Plus de travail pour ma mère après mon arrivée dans le portrait, mais d’autres batailles. Personnelles, notamment, quand l’un de nos voisins nous a traités à répétition de « maudits français ! » au alentours de 1966 ou 1967. Oui, oui… Le racisme linguistique n’était pas uniquement lié aux anglophones au milieu des années 1960.

Mais le voisin en question, qu’est-ce qu’il a pris dans la gueule ! Vous pensez bien que celle qui avait survécu aux Allemands de 1942 n’allait pas se faire marcher sur les pieds par un voisin – autrement très sympathique – qui n’était tout simplement pas dans un bon jour. Quand elle l’a invité à quitter sa galerie pour venir lui dire en plein visage ce qu’il hurlait à 30 pieds de là, il a plutôt retraité dans sa maison.

Dix ans plus tard, les rôles étaient inversés. Mon père étant décédé depuis deux ans, c’est moi qui me suis interposé face à un autre voisin – vraiment pas sympathique celui-là – qui voulait s’en prendre physiquement à ma mère à la suite d’une histoire digne des banlieues d’antan. We Take Care of Our Own, chante ces temps-ci Bruce Springsteen. Durant près de 50 ans, ma mère et moi nous nous sommes protégés mutuellement.

Force de caractère

La perte de mon père, disais-je, fut une tragédie pour ma mère après 29 ans de mariage, mais sa force de caractère fut exemplaire entre le moment où mon père fut paralysé entièrement du côté droit du corps (perte de l’usage de la parole) et son départ hâtif, à 56 ans.

Pas question pour elle de laisser son mari dans un hospice. Elle a transformé une chambre de notre bungalow en chambre d’hôpital et mon père a vécu avec nous durant un an avant d’avoir une rechute qui l’a emporté en janvier 1976. Ce n’était pas loin d’être surhumain, comme abnégation.

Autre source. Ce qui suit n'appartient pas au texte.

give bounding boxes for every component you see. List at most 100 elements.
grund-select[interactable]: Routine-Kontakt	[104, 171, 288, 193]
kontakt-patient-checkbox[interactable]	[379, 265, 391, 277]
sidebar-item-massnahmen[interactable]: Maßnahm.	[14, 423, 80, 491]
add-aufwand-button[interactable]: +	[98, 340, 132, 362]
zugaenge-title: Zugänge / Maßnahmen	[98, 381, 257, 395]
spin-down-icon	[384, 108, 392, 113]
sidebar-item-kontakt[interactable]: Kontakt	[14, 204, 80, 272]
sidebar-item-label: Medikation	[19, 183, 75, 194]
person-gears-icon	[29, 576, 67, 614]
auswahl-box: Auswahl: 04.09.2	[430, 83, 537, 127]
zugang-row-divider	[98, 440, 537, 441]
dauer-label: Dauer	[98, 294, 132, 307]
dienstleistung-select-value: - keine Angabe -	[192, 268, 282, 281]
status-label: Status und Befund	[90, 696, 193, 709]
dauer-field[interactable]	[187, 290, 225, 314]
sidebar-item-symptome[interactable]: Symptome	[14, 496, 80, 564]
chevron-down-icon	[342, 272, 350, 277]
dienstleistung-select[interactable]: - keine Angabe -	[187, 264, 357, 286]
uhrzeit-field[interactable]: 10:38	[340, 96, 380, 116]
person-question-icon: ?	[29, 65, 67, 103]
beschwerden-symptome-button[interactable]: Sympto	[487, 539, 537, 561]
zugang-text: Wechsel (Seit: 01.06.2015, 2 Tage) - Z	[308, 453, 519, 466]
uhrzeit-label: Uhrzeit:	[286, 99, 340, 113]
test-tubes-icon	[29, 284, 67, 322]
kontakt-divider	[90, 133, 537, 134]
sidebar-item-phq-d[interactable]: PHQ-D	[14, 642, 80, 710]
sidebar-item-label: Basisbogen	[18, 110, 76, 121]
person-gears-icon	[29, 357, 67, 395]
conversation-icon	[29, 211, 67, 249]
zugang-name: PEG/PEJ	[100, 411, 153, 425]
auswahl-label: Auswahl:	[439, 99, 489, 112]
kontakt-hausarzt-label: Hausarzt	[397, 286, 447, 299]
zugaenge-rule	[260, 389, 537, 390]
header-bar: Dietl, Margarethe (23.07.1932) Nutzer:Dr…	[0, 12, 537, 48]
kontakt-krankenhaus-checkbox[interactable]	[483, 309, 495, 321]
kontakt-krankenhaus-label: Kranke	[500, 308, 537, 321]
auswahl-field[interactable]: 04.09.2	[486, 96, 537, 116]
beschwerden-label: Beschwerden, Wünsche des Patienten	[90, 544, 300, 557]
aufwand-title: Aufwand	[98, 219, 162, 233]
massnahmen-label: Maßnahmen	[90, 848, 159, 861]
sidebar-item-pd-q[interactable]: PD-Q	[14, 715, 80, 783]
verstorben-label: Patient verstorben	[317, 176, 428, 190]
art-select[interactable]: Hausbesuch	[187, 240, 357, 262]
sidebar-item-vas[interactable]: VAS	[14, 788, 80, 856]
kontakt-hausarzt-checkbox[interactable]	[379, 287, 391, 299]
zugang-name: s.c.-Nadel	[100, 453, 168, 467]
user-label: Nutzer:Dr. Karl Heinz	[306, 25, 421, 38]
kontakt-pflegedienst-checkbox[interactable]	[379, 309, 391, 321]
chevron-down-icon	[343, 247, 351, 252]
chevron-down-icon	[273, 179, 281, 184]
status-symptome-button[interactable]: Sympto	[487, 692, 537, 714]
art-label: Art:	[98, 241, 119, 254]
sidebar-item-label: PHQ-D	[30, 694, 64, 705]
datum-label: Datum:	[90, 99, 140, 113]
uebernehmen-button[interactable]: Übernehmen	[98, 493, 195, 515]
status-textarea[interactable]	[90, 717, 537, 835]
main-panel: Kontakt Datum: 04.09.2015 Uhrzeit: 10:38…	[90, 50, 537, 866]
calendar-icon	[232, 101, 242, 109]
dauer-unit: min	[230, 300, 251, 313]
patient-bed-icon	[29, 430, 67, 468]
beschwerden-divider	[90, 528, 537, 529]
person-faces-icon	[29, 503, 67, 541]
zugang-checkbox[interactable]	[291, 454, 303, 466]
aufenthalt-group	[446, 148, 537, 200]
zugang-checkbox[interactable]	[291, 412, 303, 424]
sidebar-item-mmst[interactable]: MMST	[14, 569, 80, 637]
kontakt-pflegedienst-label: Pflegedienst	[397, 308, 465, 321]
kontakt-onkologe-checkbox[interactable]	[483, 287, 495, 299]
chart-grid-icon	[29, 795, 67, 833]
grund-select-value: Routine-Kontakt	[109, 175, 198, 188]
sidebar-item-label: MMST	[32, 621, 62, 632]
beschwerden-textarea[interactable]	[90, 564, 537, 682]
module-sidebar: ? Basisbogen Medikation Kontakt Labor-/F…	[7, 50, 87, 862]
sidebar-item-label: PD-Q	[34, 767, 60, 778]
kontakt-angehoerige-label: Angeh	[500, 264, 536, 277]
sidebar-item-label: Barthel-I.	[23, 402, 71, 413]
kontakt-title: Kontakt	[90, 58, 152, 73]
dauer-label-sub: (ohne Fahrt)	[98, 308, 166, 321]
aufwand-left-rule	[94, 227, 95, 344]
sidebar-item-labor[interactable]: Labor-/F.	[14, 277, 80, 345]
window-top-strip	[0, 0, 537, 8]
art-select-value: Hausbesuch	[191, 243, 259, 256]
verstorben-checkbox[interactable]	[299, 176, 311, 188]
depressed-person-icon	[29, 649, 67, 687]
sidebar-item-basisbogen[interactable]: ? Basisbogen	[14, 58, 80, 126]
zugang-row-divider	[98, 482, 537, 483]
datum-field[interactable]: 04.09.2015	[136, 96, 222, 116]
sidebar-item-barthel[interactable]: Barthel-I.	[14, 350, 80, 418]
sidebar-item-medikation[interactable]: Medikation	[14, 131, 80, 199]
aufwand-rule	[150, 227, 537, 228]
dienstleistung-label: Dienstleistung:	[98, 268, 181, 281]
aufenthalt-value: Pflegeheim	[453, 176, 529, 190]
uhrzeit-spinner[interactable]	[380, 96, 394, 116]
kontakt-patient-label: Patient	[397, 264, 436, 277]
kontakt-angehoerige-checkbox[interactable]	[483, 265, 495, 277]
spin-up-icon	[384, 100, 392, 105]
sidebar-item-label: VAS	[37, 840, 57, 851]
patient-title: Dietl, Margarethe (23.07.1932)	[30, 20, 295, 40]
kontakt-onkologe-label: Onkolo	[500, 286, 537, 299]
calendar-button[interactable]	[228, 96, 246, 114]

Les années ont passé. Nous n’avons manqué de rien. Jamais de plainte de ma mère, surtout pas durant mes années universitaires et mes premières armes en journalisme. Beaucoup d’heures de travail, ça… Et autant durant les 20 années suivantes. Elle ne s’est jamais remariée. Le temps a passé, les problèmes aux jambes s’accentuant. Canne, puis marchette, puis chutes, puis CHSLD, puis reins fichus, ce qui a mené aux dialyses. Tout ça, sur une période de près de 15 ans.

Désespérée, ma mère? Que non. Comment faisait-elle pour garder le moral et sourire éclatant en permanence malgré ses handicaps? Aucune idée. Elle était de cette génération où vivre a souvent été l’unique préoccupation. Pas comment vivre… Vivre. Point. Dans la mesure où elle pouvait faire des promenades, des voyages, aller au casino – ici ou ailleurs – bien boire et bien manger, ça allait.

Tout ça s’est étiolé au fil des ans, mais le moral a tenu le coup jusqu’au dernier mois, ce qui n’est pas un mince exploit. Je me souhaite et je souhaite à tout le monde une telle force de caractère dans le dernier droit.

Ce week-end, nous l’avons salué une dernière fois. Je me plais à dire qu’elle est partie faire la fête avec l’homme de sa vie. La connaissant, il doit y avoir un sacré party quelque part. C’était ça, l’esprit qui l’animait.

Donc, débouchez une bonne bouteille, faites-vous plaisir et dites à vos proches que vous les aimez. C’était son truc. Jusqu’à la fin.